Cars don’t use the neighborhood roads because of the stop signs and I don’t want to use the thoroughfares because of the cars. So I’m left with the stop signs and mostly empty intersections.
Once a cyclist stops it is very difficult and time consuming to start again, especially on a hill. From a stop, a pedestrian can typically move through a narrow neighborhood intersection much more quickly than a cyclist, and if the pedestrian is slow, they are afforded the right of way. On a bicycle at a two way stop, after waiting for traffic to clear, by the time I reach the other side of the intersection I could have a speeding car bearing down on me. A speeding car can plow me over and legally I would be at fault!

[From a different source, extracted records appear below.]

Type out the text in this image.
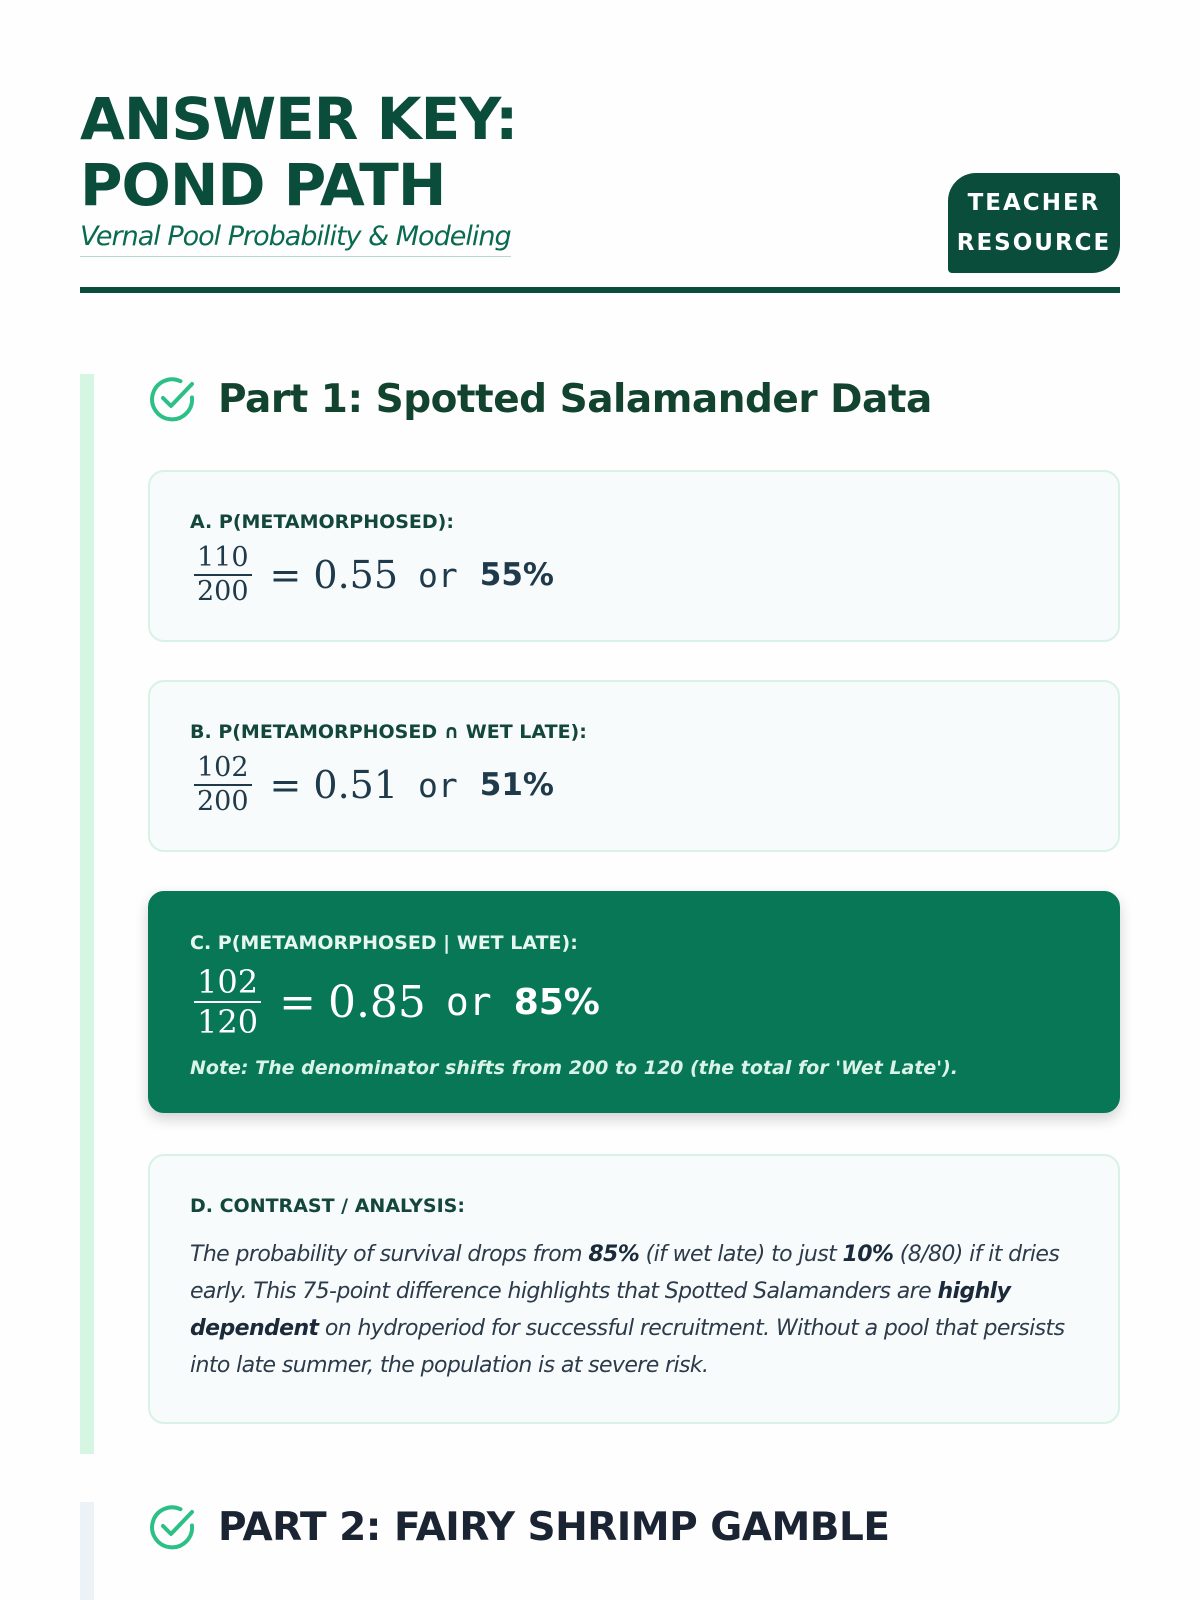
ANSWER KEY: POND PATH
Vernal Pool Probability & Modeling
TEACHER
RESOURCE
Part 1: Spotted Salamander Data
A. P(METAMORPHOSED):
$\frac{110}{200} = 0.55$ or 55%
B. P(METAMORPHOSED ∩ WET LATE):
$\frac{102}{200} = 0.51$ or 51%
C. P(METAMORPHOSED | WET LATE):
$\frac{102}{120} = 0.85$ or 85%
Note: The denominator shifts from 200 to 120 (the total for 'Wet Late').
D. CONTRAST / ANALYSIS:
The probability of survival drops from 85% (if wet late) to just 10% (8/80) if it dries early. This 75-point difference highlights that Spotted Salamanders are highly dependent on hydroperiod for successful recruitment. Without a pool that persists into late summer, the population is at severe risk.
PART 2: FAIRY SHRIMP GAMBLE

Slowing down to observe the intersection while maintaining enough momentum to quickly get through the intersection is the safest way for a cyclists to approach most neighborhood intersections. Cars, bicycles, and pedestrians are all very different forms of transportation and the law should respect those very obvious differences.
“The law is clearly written for the safety and convenience of cars and pedestrians, as most voters and lawmakers fall into those two categories on a daily basis.”
The law is clearly written for the safety and convenience of cars and pedestrians, as most voters and lawmakers fall into those two categories on a daily basis. Cyclists are an overlooked and under protected minority class.
Relaxing the existing law isn’t going to cause anyone to behave recklessly on a bicycle. If reckless cyclists don’t care about their own personal well being, why would fines change their behavior? We could use the “law as a deterrent” argument to justify any overly harsh and otherwise ridiculous law.
As a new and very conscientious cyclist, I would feel safer if I could treat stop signs as yields I want to be safe, I want you to be safe, and the best way to accomplish that is to change the law.”